Farklı yöntemler kullanılsa da manuel doldurulması gerektiğine inananlardanım. Teknoloji düşmanı değilim. Lakin sahadaki ekibin ulaşa bilirliği dikkate alındığında kalem ve kağıt kullanımının halen en uygun yöntem olduğunu düşünüyorum. En azından bir çok şirket açısından.
Kaizen çeşidinin tanımlandı alana sahiptir.
Yapılan yatırım ve elde edilen faydanın tanımlandığı alanlar söz konusudur. Maliyet getirisi/faydası olmayan iyileştirmelerde yazı olarak fayda bu alana yazılabilir. Kalite, iş güvenliği vb.
Temel özellikleri arttırabiliriz. Bu organizasyona, formun tasarımına vb. göre değişiklik gösterebilir. Ama ana amaç, çalışanların yaratıcı potansiyellerini ve iyileştirme fikirlerini sistematik biçimde almak, değerlendirmek ve uygun olanları hayata geçirmek olduğunu asla ıskalamamalıyız.
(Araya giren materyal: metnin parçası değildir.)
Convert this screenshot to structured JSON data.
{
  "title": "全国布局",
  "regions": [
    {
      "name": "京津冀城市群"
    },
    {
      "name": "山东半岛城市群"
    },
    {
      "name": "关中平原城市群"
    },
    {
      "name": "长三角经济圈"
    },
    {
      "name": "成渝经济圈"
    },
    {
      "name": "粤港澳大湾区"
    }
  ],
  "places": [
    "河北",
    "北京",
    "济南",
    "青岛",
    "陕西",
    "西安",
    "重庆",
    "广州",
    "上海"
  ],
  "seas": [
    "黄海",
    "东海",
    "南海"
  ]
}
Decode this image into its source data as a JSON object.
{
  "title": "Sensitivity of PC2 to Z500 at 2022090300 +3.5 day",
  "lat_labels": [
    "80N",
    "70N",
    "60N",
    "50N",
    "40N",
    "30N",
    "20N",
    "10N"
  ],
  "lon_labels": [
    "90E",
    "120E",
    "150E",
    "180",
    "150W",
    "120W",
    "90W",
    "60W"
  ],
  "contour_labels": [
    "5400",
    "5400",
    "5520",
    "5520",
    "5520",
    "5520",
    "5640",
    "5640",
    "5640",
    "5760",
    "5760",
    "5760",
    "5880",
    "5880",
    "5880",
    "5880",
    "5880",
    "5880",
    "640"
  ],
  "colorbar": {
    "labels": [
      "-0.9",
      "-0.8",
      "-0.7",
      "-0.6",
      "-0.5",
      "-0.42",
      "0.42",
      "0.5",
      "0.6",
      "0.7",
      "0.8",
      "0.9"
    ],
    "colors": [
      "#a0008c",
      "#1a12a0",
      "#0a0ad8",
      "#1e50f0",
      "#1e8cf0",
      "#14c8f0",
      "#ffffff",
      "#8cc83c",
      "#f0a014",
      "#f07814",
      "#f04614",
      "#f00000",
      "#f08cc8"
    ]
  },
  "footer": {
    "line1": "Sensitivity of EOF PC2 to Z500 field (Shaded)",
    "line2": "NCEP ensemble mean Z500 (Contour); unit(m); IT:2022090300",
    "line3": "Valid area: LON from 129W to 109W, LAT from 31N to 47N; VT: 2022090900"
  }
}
Bunu yaparken kişinin fikrini ortaya koyması ve bunun değerlendirilmesi ile kişiye verilen değer artacaktır.
ana amaç, çalışanların yaratıcı potansiyellerini ve iyileştirme fikirlerini sistematik biçimde almak, değerlendirmek ve uygun olanları hayata geçirmek olduğunu asla ıskalamamalıyız.
Birde talihsiz söylemler söz konusudur önce-sonra kaizen'ler ile, küçük kazanımlar elde edileceğinden bahseder bir çok zaman bazı kimseler. Oysa bu büyük bir yanılgıdır.
Yıllık faydası 45.000€ olan önce-sonra kaizen'i bizzat ben kendim yaptım.
%8 fire oranını, %3,5'a düşüren ve bu sayede yıllık 100.000€ dan fazla maliyetin çöpe gitmesini de bir başka organizasyonda yine bizzat ben kendim yaptım.
Şuna eminim ama ispat edemem, birkaç kişinin ölümü ve daha fazla sayıda insanın iş kazası sonucu ciddi yaralanmasının da önüne geçmişimdir.
Aslında küçük faydalar kazandırdığı düşünülen ve söylenen yaklaşım ile çok büyük getiriler ve faydalar elde etmek mümkün. Tabi ki her önce-sonra kaizen ile bu ölçekte bir fayda elde edilebileceğini iddia etmiyorum. Küçük, orta veya büyük faydalar elde edilecektir.
Süreçlerimiz ne olursa olsun, içerisinde gerçekten katma değer sağlamayan irili ufaklı onlarca sorun mutlaka vardır. Bunların her birini bir sistematik ile ele alarak çözümler üretildiğinde, mevcut verimliliğin çok daha iyi noktalara doğru ilerlediğini görmek mümkün olacaktır.
Okumak ve öğrenmek yetmez! Eyleme de geçmek gerekiyor.